Sirtex completes patient recruitment in SIRFLOX study to treat colorectal liver metastases

14th April 2013 (Last Updated April 14th, 2013 18:30)

SirtexMedical has completed patient recruitment for its SIRFLOX study, designed to assess SIR-Spheres microspheres as first-line treatment for colorectal liver metastases.

SirtexMedical has completed patient recruitment for its SIRFLOX study, designed to assess SIR-Spheres microspheres as first-line treatment for colorectal liver metastases.

The world's largest interventional oncology study has enrolled over 500 patients with inoperable liver metastases from primary colorectal cancer.

Sirtex Medical president Mike Mangano said that the company was committed to large, randomised controlled trials to confirm the results from various, smaller, peer-reviewed studies that have established the effectiveness of SIR-Spheres microspheres.

"We anticipate that the data from the SIRFLOX study will provide sufficient proof to the oncology community that combining chemotherapy and internal radiation therapy earlier in the treatment algorithm will benefit patients," Mangano added.

The study will assess the effectiveness of first-line treatment strategy of standard-of-care chemotherapy along with SIR-Spheres microspheres against chemotherapy alone in delaying cancer progression in patients with inoperable liver metastases from primary colorectal cancer.
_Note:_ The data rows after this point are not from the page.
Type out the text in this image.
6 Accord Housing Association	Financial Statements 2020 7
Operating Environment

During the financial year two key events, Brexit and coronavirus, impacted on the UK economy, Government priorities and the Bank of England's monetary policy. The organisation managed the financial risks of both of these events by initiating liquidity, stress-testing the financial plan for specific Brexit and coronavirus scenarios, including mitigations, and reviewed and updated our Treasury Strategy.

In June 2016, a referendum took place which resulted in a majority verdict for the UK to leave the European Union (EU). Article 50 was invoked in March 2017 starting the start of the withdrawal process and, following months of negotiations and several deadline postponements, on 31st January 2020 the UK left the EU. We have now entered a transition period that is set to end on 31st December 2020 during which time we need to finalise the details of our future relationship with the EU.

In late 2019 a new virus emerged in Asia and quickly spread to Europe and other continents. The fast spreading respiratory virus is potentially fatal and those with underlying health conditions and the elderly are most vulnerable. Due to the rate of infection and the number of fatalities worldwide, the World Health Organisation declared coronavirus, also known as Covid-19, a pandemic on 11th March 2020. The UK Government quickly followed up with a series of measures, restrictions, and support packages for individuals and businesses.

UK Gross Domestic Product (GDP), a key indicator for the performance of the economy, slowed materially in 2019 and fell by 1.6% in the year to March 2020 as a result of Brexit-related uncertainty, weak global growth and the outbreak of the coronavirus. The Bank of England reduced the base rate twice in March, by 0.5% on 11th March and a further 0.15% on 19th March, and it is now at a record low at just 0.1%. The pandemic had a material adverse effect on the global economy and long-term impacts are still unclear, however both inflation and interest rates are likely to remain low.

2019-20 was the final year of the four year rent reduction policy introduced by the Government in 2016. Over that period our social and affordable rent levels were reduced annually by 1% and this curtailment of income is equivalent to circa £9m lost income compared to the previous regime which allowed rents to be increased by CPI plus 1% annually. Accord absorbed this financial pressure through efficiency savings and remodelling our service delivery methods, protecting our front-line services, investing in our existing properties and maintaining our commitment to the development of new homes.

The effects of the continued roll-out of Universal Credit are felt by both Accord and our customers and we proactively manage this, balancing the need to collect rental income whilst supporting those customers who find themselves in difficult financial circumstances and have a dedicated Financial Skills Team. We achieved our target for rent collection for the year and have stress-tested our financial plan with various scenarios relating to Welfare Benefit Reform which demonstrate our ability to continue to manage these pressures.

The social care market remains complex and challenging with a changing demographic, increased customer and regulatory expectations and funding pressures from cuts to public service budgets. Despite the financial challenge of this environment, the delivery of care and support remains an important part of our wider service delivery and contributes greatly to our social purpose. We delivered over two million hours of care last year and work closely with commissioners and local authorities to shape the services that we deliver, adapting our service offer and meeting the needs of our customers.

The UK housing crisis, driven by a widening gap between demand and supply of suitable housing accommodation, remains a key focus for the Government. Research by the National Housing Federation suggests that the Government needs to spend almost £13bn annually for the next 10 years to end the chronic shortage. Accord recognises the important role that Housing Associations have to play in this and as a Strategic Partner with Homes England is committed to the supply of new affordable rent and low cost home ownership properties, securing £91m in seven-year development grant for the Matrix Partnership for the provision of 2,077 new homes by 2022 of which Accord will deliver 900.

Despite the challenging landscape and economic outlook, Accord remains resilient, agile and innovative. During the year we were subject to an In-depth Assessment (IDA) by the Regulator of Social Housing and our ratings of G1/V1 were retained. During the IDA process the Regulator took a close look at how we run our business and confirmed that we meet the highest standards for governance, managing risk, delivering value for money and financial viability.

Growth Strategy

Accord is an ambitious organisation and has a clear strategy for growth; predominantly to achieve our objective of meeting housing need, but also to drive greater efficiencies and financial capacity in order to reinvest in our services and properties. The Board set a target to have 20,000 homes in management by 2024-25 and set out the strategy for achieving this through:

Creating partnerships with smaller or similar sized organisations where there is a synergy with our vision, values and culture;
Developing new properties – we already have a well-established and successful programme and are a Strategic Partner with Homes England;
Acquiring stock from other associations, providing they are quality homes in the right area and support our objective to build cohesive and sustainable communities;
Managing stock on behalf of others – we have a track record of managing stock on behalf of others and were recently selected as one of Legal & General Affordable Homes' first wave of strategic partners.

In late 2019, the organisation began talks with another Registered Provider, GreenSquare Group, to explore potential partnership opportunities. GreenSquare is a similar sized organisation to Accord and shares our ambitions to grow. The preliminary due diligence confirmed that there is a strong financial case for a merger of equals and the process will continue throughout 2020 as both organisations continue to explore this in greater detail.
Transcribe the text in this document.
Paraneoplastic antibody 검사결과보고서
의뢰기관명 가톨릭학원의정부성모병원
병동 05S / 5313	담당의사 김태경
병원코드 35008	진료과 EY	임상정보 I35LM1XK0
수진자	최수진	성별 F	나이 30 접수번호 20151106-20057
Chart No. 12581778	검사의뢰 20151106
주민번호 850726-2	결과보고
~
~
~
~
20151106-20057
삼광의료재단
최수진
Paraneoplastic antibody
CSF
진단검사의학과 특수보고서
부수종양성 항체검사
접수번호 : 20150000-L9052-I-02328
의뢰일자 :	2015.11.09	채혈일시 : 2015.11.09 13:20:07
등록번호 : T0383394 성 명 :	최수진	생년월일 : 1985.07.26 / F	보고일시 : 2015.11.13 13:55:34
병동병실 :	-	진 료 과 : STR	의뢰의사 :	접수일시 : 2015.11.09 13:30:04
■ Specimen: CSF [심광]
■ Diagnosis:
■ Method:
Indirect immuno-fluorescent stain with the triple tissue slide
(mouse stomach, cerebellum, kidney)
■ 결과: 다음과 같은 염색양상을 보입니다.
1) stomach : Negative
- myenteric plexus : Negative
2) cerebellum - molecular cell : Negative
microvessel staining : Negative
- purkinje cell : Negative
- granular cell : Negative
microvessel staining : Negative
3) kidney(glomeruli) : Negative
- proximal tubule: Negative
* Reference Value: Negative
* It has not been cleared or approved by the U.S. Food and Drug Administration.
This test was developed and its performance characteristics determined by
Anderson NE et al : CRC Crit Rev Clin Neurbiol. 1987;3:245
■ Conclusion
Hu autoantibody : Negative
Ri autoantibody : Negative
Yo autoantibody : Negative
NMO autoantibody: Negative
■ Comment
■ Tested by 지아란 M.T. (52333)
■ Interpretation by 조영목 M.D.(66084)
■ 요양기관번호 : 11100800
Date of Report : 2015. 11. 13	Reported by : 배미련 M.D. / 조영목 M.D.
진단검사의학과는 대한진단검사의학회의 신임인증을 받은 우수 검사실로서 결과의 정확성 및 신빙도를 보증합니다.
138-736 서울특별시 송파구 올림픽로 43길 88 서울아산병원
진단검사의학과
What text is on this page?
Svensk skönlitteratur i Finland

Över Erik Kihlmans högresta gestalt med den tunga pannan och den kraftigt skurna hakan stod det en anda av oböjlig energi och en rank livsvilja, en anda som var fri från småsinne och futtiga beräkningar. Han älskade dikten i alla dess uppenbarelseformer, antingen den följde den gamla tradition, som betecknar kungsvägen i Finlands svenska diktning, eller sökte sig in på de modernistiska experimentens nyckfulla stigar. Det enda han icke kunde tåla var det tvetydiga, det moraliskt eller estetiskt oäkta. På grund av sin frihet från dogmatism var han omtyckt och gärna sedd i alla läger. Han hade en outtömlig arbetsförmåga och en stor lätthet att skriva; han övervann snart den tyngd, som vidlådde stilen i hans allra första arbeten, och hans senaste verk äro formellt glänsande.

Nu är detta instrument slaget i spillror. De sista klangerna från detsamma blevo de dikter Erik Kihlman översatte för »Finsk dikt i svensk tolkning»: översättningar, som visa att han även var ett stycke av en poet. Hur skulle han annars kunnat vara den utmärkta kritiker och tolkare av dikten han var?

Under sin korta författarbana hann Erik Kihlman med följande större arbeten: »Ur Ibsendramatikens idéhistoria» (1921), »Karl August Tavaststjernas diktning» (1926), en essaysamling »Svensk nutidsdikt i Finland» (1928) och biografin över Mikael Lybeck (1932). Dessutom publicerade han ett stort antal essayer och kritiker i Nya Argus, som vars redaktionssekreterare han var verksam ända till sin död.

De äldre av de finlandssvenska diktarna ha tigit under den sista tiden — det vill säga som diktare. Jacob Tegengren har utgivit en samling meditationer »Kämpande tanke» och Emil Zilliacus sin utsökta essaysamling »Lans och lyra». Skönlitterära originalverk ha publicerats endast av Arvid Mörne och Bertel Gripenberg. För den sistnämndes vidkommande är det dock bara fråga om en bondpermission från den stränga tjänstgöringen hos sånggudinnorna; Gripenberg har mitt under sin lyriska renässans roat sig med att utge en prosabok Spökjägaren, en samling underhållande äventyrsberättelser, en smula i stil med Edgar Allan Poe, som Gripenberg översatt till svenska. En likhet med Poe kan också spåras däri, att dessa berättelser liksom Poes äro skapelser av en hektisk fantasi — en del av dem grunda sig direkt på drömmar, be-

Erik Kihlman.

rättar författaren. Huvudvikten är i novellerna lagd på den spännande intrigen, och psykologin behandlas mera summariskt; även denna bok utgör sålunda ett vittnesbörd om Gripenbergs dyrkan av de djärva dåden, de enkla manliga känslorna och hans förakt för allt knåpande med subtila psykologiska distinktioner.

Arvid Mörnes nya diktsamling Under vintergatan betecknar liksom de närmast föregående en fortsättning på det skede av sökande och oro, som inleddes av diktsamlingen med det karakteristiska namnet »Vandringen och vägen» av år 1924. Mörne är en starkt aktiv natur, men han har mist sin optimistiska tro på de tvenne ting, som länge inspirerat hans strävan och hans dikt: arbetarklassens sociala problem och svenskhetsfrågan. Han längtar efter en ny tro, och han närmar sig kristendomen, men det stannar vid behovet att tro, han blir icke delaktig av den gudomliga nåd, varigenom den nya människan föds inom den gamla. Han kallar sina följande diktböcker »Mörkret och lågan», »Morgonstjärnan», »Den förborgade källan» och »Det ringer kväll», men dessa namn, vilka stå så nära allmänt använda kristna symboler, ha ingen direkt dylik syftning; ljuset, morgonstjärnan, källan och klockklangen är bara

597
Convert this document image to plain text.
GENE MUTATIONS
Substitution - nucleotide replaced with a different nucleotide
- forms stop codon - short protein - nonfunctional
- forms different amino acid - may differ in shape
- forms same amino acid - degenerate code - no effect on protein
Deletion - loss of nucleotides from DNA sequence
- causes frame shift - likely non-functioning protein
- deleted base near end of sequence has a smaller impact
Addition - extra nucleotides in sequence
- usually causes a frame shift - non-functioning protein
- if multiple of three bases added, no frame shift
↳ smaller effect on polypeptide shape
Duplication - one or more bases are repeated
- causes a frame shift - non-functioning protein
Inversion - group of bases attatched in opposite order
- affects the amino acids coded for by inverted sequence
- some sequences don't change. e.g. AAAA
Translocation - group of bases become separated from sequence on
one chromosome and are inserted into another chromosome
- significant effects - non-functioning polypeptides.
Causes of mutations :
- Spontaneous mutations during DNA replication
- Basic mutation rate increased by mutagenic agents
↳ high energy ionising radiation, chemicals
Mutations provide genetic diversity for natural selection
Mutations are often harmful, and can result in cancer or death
The company expects the primary results of the study to be released in late 2014.

SIRFLOX investigator and University of Maryland School of Medicine vascular and interventional radiology division interim director said, "We are excited to be the top enrolling US site in this landmark study and look forward to seeing the results, which we believe will help further guide the oncology community in best practice treatment for liver tumours from metastatic colorectal disease."

The patients with metastatic colorectal cancer showed high response rates when treated with Selective Internal Radiation Therapy (SIRT) using SIR-Spheres microspheres compared to other treatment forms in various clinical studies, the company claimed.

SIRT, also referred to as radioembolisation, delivers radiation doses to the tumor site directly in a minimally invasive treatment through a catheter.